Dass die zehn Physiker meiner Vermutung nicht widersprechen, dass das Vergehen der Zeit nur eine Illusion sei, macht mich euphorisch. Sie sagen, die Theorien legten dies nahe, sie könnten es jedoch kaum nachvollziehen, nicht aus eigener Erfahrung speisen, nicht fühlen. Ich kenne die Theorie nur schemenhaft, begreife dafür umso heftiger. Wäre es vermessen, zu fühlen, was andere in Formeln fassen?

Mozzarellahund

Manchmal, beim Autofahren, lege ich diese Disk ein. Eigentlich höre ich nur den ersten Track.

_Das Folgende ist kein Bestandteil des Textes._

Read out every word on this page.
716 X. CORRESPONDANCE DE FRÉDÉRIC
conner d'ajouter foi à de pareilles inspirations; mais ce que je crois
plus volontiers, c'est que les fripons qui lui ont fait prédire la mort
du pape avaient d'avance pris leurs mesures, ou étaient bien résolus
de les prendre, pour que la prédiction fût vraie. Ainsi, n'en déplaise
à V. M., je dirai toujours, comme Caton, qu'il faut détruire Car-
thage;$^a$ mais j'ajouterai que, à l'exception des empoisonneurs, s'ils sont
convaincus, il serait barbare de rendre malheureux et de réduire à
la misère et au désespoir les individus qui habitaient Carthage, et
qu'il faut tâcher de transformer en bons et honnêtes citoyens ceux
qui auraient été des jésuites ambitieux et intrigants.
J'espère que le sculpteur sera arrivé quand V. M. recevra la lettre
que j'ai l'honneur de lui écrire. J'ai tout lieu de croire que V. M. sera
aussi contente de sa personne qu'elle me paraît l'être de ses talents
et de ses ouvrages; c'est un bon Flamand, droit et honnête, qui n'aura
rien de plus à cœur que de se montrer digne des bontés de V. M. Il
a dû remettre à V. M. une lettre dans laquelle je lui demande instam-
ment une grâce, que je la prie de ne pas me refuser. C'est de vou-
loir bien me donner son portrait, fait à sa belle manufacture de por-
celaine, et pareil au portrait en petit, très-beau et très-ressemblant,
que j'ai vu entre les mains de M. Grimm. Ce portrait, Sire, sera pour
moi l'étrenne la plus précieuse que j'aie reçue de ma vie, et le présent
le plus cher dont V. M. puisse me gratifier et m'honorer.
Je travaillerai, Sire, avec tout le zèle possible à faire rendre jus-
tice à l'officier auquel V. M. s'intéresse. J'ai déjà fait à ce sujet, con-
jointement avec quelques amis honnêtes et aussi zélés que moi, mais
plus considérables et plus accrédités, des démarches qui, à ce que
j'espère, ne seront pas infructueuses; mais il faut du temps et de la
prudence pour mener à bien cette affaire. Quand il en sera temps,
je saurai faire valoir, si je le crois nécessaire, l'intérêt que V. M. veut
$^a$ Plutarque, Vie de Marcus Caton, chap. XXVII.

Bei einer Minute siebzehn und vier Minuten fünfundvierzig vergisst die Welt sich regelmäßig selbst. Es schmeichelt mir, dass sie das in meiner Gegenwart tut.
Später, ich habe mich inzwischen vielleicht selbst vergessen, wiege ich mich in blumigen Kissen von Donner zu Donner, die Hand im eigenen Haar vergraben. Ich ziehe die Rolläden hoch, um auch die Blitze ins Bett zu lassen. Ich träume vom Mozzarellawelpen. Das ist ein kleiner Hund, so schmiegsam, so weich und weiß wie jene Käsesorte. Er hat Schlappohren und trotz seiner jungen Haut, ich weiß es, ist er alt, unheimlich alt. Er könnte einfach sterben, während er an meine Brust gekuschelt schläft. Sein Atem ist ein süßer Hauch. Ich wüsste zu gern, was er ist oder bedeutet.

Nachtmahr

Teils tauchen in der Nacht Körperteile auf, Männerbrust, behaarte Schenkel, von denen ich später nicht mehr sagen kann, ob ich sie geträumt habe oder nicht. Gegen Morgen singen die Vögel mir die Ohren voll. Ich drehe mich um. Ich bin allein im Bett. Aber was heißt das schon.